On OS X, the Firefox Profile directory is stored within ~/Library/Application Support/Firefox/Profiles/. ~/Library is read/write protected with a few exceptions for some specific subdirectories. Access to $HOME and other areas of the filesystem is not restricted. i.e., the content process can read and write to/from anywhere the OS permits: $HOME and temporary directories. The ~/Library read/write prevention could be bypassed because the rest of the $HOME is read/write accessible. For example, a compromised process could add malicious commands to ~/.login-type files to copy data from ~/Library when a user logs in.

1. A compromised content process shouldn't be able to read arbitrary files, but when the user does File->Open or uses a file:/// URI, that must continue to work.

Another approach to this is to open file:// URI's in the chrome process.

A content process that has read or write access to a local file (even indirectly through the parent), shouldn't also be used for web content. So it follows that more than one content process would be needed.

1. For print-to-file (e.g., PDF, postscript).
2. For printing? (I don't understand the details of why printing requires writing to filesystem).

1. Addons can load scripts and resources from the profile directory using chrome:// and resource:// URI's.
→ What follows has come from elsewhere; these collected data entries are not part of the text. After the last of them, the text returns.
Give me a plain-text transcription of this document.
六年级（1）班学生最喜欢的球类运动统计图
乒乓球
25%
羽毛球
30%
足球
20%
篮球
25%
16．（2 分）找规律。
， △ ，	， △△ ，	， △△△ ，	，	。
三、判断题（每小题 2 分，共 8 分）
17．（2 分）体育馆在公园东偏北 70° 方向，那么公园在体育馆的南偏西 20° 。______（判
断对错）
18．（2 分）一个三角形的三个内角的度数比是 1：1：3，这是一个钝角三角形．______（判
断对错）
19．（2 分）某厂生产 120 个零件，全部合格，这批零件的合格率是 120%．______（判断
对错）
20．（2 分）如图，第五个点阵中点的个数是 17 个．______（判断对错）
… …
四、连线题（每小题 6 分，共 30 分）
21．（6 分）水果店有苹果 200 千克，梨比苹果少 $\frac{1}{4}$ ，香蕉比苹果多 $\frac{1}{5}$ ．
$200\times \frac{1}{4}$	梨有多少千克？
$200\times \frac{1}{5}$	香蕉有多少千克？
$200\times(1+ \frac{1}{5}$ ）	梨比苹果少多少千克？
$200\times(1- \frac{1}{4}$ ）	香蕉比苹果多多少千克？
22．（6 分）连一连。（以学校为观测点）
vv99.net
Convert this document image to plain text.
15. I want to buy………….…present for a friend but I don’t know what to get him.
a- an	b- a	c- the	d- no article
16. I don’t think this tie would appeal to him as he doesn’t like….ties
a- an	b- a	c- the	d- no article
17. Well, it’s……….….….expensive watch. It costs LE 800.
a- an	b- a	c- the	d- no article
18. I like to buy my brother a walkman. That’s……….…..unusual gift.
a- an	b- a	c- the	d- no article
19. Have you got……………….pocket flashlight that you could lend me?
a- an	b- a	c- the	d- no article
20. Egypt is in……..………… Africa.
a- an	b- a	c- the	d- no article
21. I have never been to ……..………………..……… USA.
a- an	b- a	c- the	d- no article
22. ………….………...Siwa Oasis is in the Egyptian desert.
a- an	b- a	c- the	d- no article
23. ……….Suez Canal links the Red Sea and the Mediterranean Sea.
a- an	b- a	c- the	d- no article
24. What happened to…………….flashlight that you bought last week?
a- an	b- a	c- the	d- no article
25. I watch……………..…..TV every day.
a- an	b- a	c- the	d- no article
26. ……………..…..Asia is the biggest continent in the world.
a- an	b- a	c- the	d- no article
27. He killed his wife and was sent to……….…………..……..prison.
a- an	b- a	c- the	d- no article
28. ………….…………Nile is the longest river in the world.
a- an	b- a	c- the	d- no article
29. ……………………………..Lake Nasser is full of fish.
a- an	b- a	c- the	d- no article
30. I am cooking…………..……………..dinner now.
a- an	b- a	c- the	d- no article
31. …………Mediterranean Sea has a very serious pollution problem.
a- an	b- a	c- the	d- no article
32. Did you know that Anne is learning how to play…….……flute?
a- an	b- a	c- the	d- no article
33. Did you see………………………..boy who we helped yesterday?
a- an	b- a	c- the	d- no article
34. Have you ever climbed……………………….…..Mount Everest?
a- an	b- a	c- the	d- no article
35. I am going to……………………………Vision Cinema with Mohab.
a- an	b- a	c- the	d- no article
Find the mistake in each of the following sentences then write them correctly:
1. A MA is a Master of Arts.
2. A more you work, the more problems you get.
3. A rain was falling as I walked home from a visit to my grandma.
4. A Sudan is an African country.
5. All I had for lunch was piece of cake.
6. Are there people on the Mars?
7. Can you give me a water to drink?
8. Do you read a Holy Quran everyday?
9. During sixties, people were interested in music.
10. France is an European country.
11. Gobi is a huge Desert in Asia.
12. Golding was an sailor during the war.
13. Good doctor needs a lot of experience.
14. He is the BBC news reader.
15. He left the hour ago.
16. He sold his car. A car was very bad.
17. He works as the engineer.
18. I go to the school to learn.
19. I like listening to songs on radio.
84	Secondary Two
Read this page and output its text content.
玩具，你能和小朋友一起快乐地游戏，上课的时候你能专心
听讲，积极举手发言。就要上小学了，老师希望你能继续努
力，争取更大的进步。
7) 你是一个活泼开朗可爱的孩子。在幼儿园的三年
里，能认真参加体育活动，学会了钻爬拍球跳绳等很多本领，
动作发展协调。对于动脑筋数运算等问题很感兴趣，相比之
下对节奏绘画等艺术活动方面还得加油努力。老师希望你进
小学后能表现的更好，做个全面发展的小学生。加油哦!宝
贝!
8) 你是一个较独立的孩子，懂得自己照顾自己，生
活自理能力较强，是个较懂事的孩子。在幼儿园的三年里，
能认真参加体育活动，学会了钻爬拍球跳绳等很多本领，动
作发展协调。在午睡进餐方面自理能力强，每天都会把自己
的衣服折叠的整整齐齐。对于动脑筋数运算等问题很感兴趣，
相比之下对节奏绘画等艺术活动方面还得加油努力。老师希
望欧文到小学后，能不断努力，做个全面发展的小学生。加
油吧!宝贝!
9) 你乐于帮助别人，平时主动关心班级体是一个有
An add-on calling loadFromScript("chrome://foo/bar") from the Parent process results in Content trying to load that URL.
2. Content scripts running in the content process may use chrome:// URI's to load supporting code.
3. Web content can use chrome:// and resource:// URI's.

Another approach is to give the content process read access to the these chrome:// and resource:// files. That would be a place in the profile and also the Firefox install bundle. billm suspects those are safe locations in the profile that don't contain sensitive data.

1. The content process is using resource:// and moz-extension:// URI's that resolve to file:// URI's, but we want to treat these URI's differently compared to file:// URI's.